The house appears empty when I approach, but Angel’s mother pulls the door open before I knock. I learned from Barbara that her name is Mariela, and she’s unmarried. She’s aged a decade since I last saw her, her skin faded gray, her eyes muggy. She is heartbreak come to life.

“Any news?” she demands.

I don’t know if she recognizes me from church, or the search, or will simply ask this of anyone who shows up at her door for the rest of her life.

“I’m sorry. No. Can I come in?”

She hesitates but steps aside.

The interior of her house is small and tidy. She’s burning a Virgin Mary candle below a picture of Jesus on the cross. The table beneath the candle is strewn with plastic beads and dried roses. She leads me to the dining room table and indicates I should take a chair.

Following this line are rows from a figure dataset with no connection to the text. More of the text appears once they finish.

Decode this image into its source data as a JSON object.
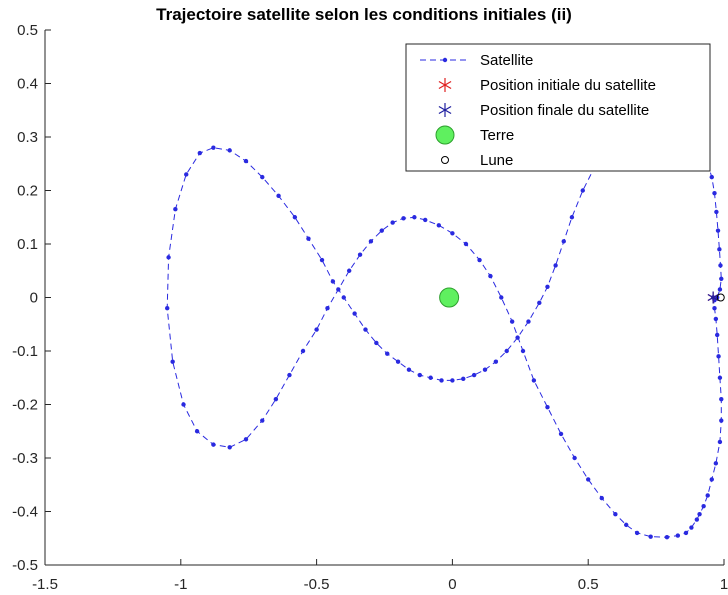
{
  "chart_data": {
    "type": "line",
    "title": "Trajectoire satellite selon les conditions initiales (ii)",
    "xlabel": "",
    "ylabel": "",
    "xlim": [
      -1.5,
      1.0
    ],
    "ylim": [
      -0.5,
      0.5
    ],
    "xticks": [
      "-1.5",
      "-1",
      "-0.5",
      "0",
      "0.5",
      "1"
    ],
    "yticks": [
      "0.5",
      "0.4",
      "0.3",
      "0.2",
      "0.1",
      "0",
      "-0.1",
      "-0.2",
      "-0.3",
      "-0.4",
      "-0.5"
    ],
    "xtick_values": [
      -1.5,
      -1,
      -0.5,
      0,
      0.5,
      1
    ],
    "ytick_values": [
      0.5,
      0.4,
      0.3,
      0.2,
      0.1,
      0,
      -0.1,
      -0.2,
      -0.3,
      -0.4,
      -0.5
    ],
    "grid": false,
    "legend_position": "top-right",
    "legend": [
      "Satellite",
      "Position initiale du satellite",
      "Position finale du satellite",
      "Terre",
      "Lune"
    ],
    "colors": {
      "satellite": "#2a2ae0",
      "initial": "#e02020",
      "final": "#2020a0",
      "earth_fill": "#5ff05f",
      "earth_edge": "#2ea02e",
      "moon": "#000000",
      "axis": "#262626"
    },
    "series": [
      {
        "name": "Satellite",
        "style": "dashed-dots",
        "x": [
          0.96,
          0.965,
          0.97,
          0.975,
          0.98,
          0.985,
          0.99,
          0.99,
          0.985,
          0.97,
          0.955,
          0.94,
          0.925,
          0.91,
          0.9,
          0.88,
          0.86,
          0.83,
          0.79,
          0.73,
          0.68,
          0.64,
          0.6,
          0.55,
          0.5,
          0.45,
          0.4,
          0.35,
          0.3,
          0.26,
          0.22,
          0.18,
          0.14,
          0.1,
          0.05,
          0.0,
          -0.05,
          -0.1,
          -0.14,
          -0.18,
          -0.22,
          -0.26,
          -0.3,
          -0.34,
          -0.38,
          -0.42,
          -0.46,
          -0.5,
          -0.55,
          -0.6,
          -0.65,
          -0.7,
          -0.76,
          -0.82,
          -0.88,
          -0.94,
          -0.99,
          -1.03,
          -1.05,
          -1.045,
          -1.02,
          -0.98,
          -0.93,
          -0.88,
          -0.82,
          -0.76,
          -0.7,
          -0.64,
          -0.58,
          -0.53,
          -0.48,
          -0.44,
          -0.4,
          -0.36,
          -0.32,
          -0.28,
          -0.24,
          -0.2,
          -0.16,
          -0.12,
          -0.08,
          -0.04,
          0.0,
          0.04,
          0.08,
          0.12,
          0.16,
          0.2,
          0.24,
          0.28,
          0.32,
          0.35,
          0.38,
          0.41,
          0.44,
          0.48,
          0.52,
          0.56,
          0.6,
          0.65,
          0.7,
          0.75,
          0.8,
          0.85,
          0.88,
          0.9,
          0.92,
          0.94,
          0.955,
          0.965,
          0.972,
          0.978,
          0.983,
          0.987,
          0.99,
          0.985,
          0.975,
          0.965,
          0.96
        ],
        "y": [
          0.0,
          -0.02,
          -0.04,
          -0.07,
          -0.11,
          -0.15,
          -0.19,
          -0.23,
          -0.27,
          -0.31,
          -0.34,
          -0.37,
          -0.39,
          -0.405,
          -0.415,
          -0.43,
          -0.44,
          -0.445,
          -0.448,
          -0.447,
          -0.44,
          -0.425,
          -0.405,
          -0.375,
          -0.34,
          -0.3,
          -0.255,
          -0.205,
          -0.155,
          -0.1,
          -0.045,
          0.0,
          0.04,
          0.07,
          0.1,
          0.12,
          0.135,
          0.145,
          0.15,
          0.148,
          0.14,
          0.125,
          0.105,
          0.08,
          0.05,
          0.015,
          -0.02,
          -0.06,
          -0.1,
          -0.145,
          -0.19,
          -0.23,
          -0.265,
          -0.28,
          -0.275,
          -0.25,
          -0.2,
          -0.12,
          -0.02,
          0.075,
          0.165,
          0.23,
          0.27,
          0.28,
          0.275,
          0.255,
          0.225,
          0.19,
          0.15,
          0.11,
          0.07,
          0.03,
          0.0,
          -0.03,
          -0.06,
          -0.085,
          -0.105,
          -0.12,
          -0.135,
          -0.145,
          -0.15,
          -0.155,
          -0.155,
          -0.152,
          -0.145,
          -0.135,
          -0.12,
          -0.1,
          -0.075,
          -0.045,
          -0.01,
          0.02,
          0.06,
          0.105,
          0.15,
          0.2,
          0.24,
          0.275,
          0.305,
          0.325,
          0.335,
          0.335,
          0.33,
          0.315,
          0.3,
          0.285,
          0.27,
          0.25,
          0.225,
          0.195,
          0.16,
          0.125,
          0.09,
          0.06,
          0.035,
          0.015,
          0.0,
          -0.005,
          0.0
        ]
      }
    ],
    "markers": {
      "initial_position": {
        "label": "Position initiale du satellite",
        "x": 0.96,
        "y": 0.0
      },
      "final_position": {
        "label": "Position finale du satellite",
        "x": 0.96,
        "y": 0.0
      },
      "earth": {
        "label": "Terre",
        "x": -0.012,
        "y": 0.0
      },
      "moon": {
        "label": "Lune",
        "x": 0.988,
        "y": 0.0
      }
    }
  }
}
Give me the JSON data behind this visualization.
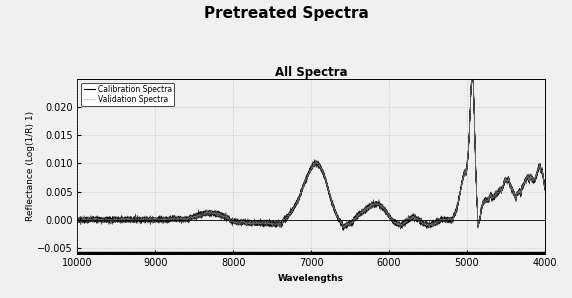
{
  "title": "Pretreated Spectra",
  "subtitle": "All Spectra",
  "xlabel": "Wavelengths",
  "ylabel": "Reflectance (Log(1/R) 1)",
  "xlim": [
    10000,
    4000
  ],
  "ylim": [
    -0.006,
    0.025
  ],
  "yticks": [
    -0.005,
    0.0,
    0.005,
    0.01,
    0.015,
    0.02
  ],
  "xticks": [
    10000,
    9000,
    8000,
    7000,
    6000,
    5000,
    4000
  ],
  "legend_labels": [
    "Calibration Spectra",
    "Validation Spectra"
  ],
  "cal_color": "#000000",
  "val_color": "#888888",
  "grid_color": "#999999",
  "bg_color": "#f0f0f0",
  "title_fontsize": 11,
  "subtitle_fontsize": 8.5,
  "label_fontsize": 6.5,
  "tick_fontsize": 7,
  "legend_fontsize": 5.5,
  "n_cal": 20,
  "n_val": 6
}
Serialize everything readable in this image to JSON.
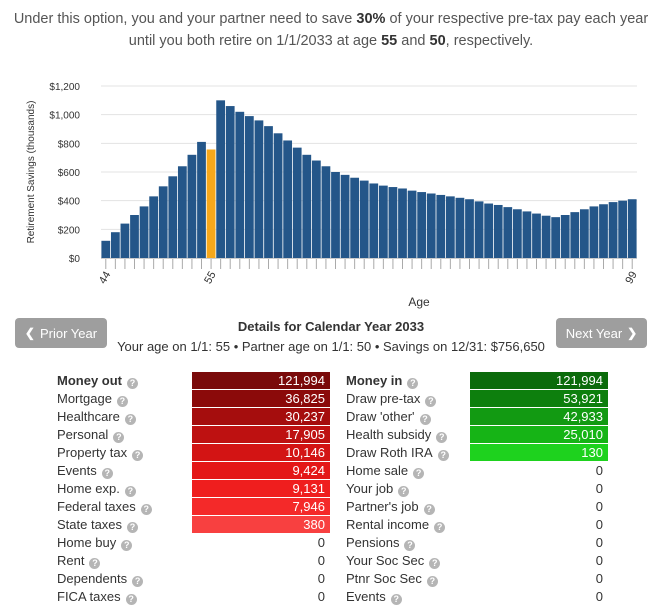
{
  "headline": {
    "line1_a": "Under this option, you and your partner need to save ",
    "savings_pct": "30%",
    "line1_b": " of your respective pre-tax pay each year",
    "line2_a": "until you both retire on 1/1/2033 at age ",
    "age_you": "55",
    "line2_b": " and ",
    "age_partner": "50",
    "line2_c": ", respectively."
  },
  "nav": {
    "prior_label": "Prior Year",
    "next_label": "Next Year"
  },
  "details": {
    "title": "Details for Calendar Year 2033",
    "subtitle": "Your age on 1/1: 55 • Partner age on 1/1: 50 • Savings on 12/31: $756,650"
  },
  "money_out": [
    {
      "label": "Money out",
      "value": "121,994",
      "color": "#7a0a0a",
      "bold": true
    },
    {
      "label": "Mortgage",
      "value": "36,825",
      "color": "#8b0a0a"
    },
    {
      "label": "Healthcare",
      "value": "30,237",
      "color": "#a50d0d"
    },
    {
      "label": "Personal",
      "value": "17,905",
      "color": "#be1111"
    },
    {
      "label": "Property tax",
      "value": "10,146",
      "color": "#d31414"
    },
    {
      "label": "Events",
      "value": "9,424",
      "color": "#e41717"
    },
    {
      "label": "Home exp.",
      "value": "9,131",
      "color": "#ef1e1e"
    },
    {
      "label": "Federal taxes",
      "value": "7,946",
      "color": "#f42929"
    },
    {
      "label": "State taxes",
      "value": "380",
      "color": "#f84040"
    },
    {
      "label": "Home buy",
      "value": "0",
      "color": ""
    },
    {
      "label": "Rent",
      "value": "0",
      "color": ""
    },
    {
      "label": "Dependents",
      "value": "0",
      "color": ""
    },
    {
      "label": "FICA taxes",
      "value": "0",
      "color": ""
    }
  ],
  "money_in": [
    {
      "label": "Money in",
      "value": "121,994",
      "color": "#0b6b0b",
      "bold": true
    },
    {
      "label": "Draw pre-tax",
      "value": "53,921",
      "color": "#0d7f0d"
    },
    {
      "label": "Draw 'other'",
      "value": "42,933",
      "color": "#129a12"
    },
    {
      "label": "Health subsidy",
      "value": "25,010",
      "color": "#16b416"
    },
    {
      "label": "Draw Roth IRA",
      "value": "130",
      "color": "#1ed21e"
    },
    {
      "label": "Home sale",
      "value": "0",
      "color": ""
    },
    {
      "label": "Your job",
      "value": "0",
      "color": ""
    },
    {
      "label": "Partner's job",
      "value": "0",
      "color": ""
    },
    {
      "label": "Rental income",
      "value": "0",
      "color": ""
    },
    {
      "label": "Pensions",
      "value": "0",
      "color": ""
    },
    {
      "label": "Your Soc Sec",
      "value": "0",
      "color": ""
    },
    {
      "label": "Ptnr Soc Sec",
      "value": "0",
      "color": ""
    },
    {
      "label": "Events",
      "value": "0",
      "color": ""
    }
  ],
  "chart_data": {
    "type": "bar",
    "ylabel": "Retirement Savings (thousands)",
    "xlabel": "Age",
    "y_ticks": [
      "$0",
      "$200",
      "$400",
      "$600",
      "$800",
      "$1,000",
      "$1,200"
    ],
    "ylim": [
      0,
      1200
    ],
    "x_tick_labels": [
      {
        "age": 44,
        "label": "44"
      },
      {
        "age": 55,
        "label": "55"
      },
      {
        "age": 99,
        "label": "99"
      }
    ],
    "grid": true,
    "colors": {
      "bar": "#245689",
      "highlight": "#f7a81b"
    },
    "highlight_age": 55,
    "ages": [
      44,
      45,
      46,
      47,
      48,
      49,
      50,
      51,
      52,
      53,
      54,
      55,
      56,
      57,
      58,
      59,
      60,
      61,
      62,
      63,
      64,
      65,
      66,
      67,
      68,
      69,
      70,
      71,
      72,
      73,
      74,
      75,
      76,
      77,
      78,
      79,
      80,
      81,
      82,
      83,
      84,
      85,
      86,
      87,
      88,
      89,
      90,
      91,
      92,
      93,
      94,
      95,
      96,
      97,
      98,
      99
    ],
    "values": [
      120,
      180,
      240,
      300,
      360,
      430,
      500,
      570,
      640,
      720,
      810,
      757,
      1100,
      1060,
      1020,
      990,
      960,
      920,
      870,
      820,
      770,
      720,
      680,
      640,
      600,
      580,
      560,
      540,
      520,
      505,
      495,
      485,
      470,
      460,
      450,
      440,
      430,
      420,
      410,
      395,
      380,
      370,
      355,
      340,
      325,
      310,
      295,
      285,
      300,
      320,
      340,
      360,
      375,
      390,
      400,
      410
    ]
  }
}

I pull out my notepad. “Do you mind if I take notes?”

“What for?” She hasn’t sat down.

“I’m a reporter for the Lilydale Gazette. I’m hoping I can write a story on Angel’s disappearance, bring some attention to it.”

“You’re one of them.”

“Excuse me?”

She shifts to stare out the back window, toward the woods I searched with a hundred other people yesterday afternoon. “You’re one of the Mothers.”

I can hear her capitalization of the word. “I am a mother.” I point to my protruding belly. “I have not joined the Mothers.”

“Still.” She’s still looking away from me. “You’re one of them.”

“What do you mean?”

“I didn’t ask for this. I paid the price, the Lilydale price. That should have been enough.”

My blood turns to sand. “The Lilydale price?”

She’s still facing outside. “I think you should go.”

“I can help.”

“They will take your child, too,” she says, turning finally. Her face is shadowed. “If they want.”

Her words lash me. “Who?”

She steps toward the door and opens it. “I’m sorry. I should not have let you in.”

I stand. I notice two wide-eyed children watching us from the kitchen. They are still. Scared. I don’t want to make this worse.

I pause at the doorway. “Can you tell me if Angel has a scar like this?” I lift my sleeve. She studies the figure eight but doesn’t so much as blink.

“No. He doesn’t.”

She closes the door gently in my face.

 

“Benjamin?”

“Who is this?”

My stomach twists with anxiety. I’m wagering so much on this call. I called the Star and was patched through to the photography department, just like before. “It’s me again. Joan Harken.”

“Joan! We must have a bad connection. I can hardly hear you. Can you switch to another line?”

I can’t tell him that I’m at a phone booth because I’m too scared to call from my own house. “I’ll just talk louder. I need another favor. Some more research.”

He pauses. For a horrible second, I think he’s going to turn me down. Finally: “What is it?”

“Do you have pen and paper?”

I hear a rustling on the other end.

“Got it.”

“A second child has gone missing from Lilydale. A boy named Angel Gomez.”

A whoosh of breath. “Oh, damn. Those are the worst stories. I’m sorry, Joan.”

“Yeah, me too. Lilydale isn’t such a paradise now, is it?” I can’t tell him I think they’re connected, that I think I know what the “Lilydale price” is, the cost of staying in this protected bubble where no one goes hungry, all have medical care, there are no homeless: it’s not speaking up when the men of Mill Street come for you, or later, when they decide to dispose of the evidence of their attack.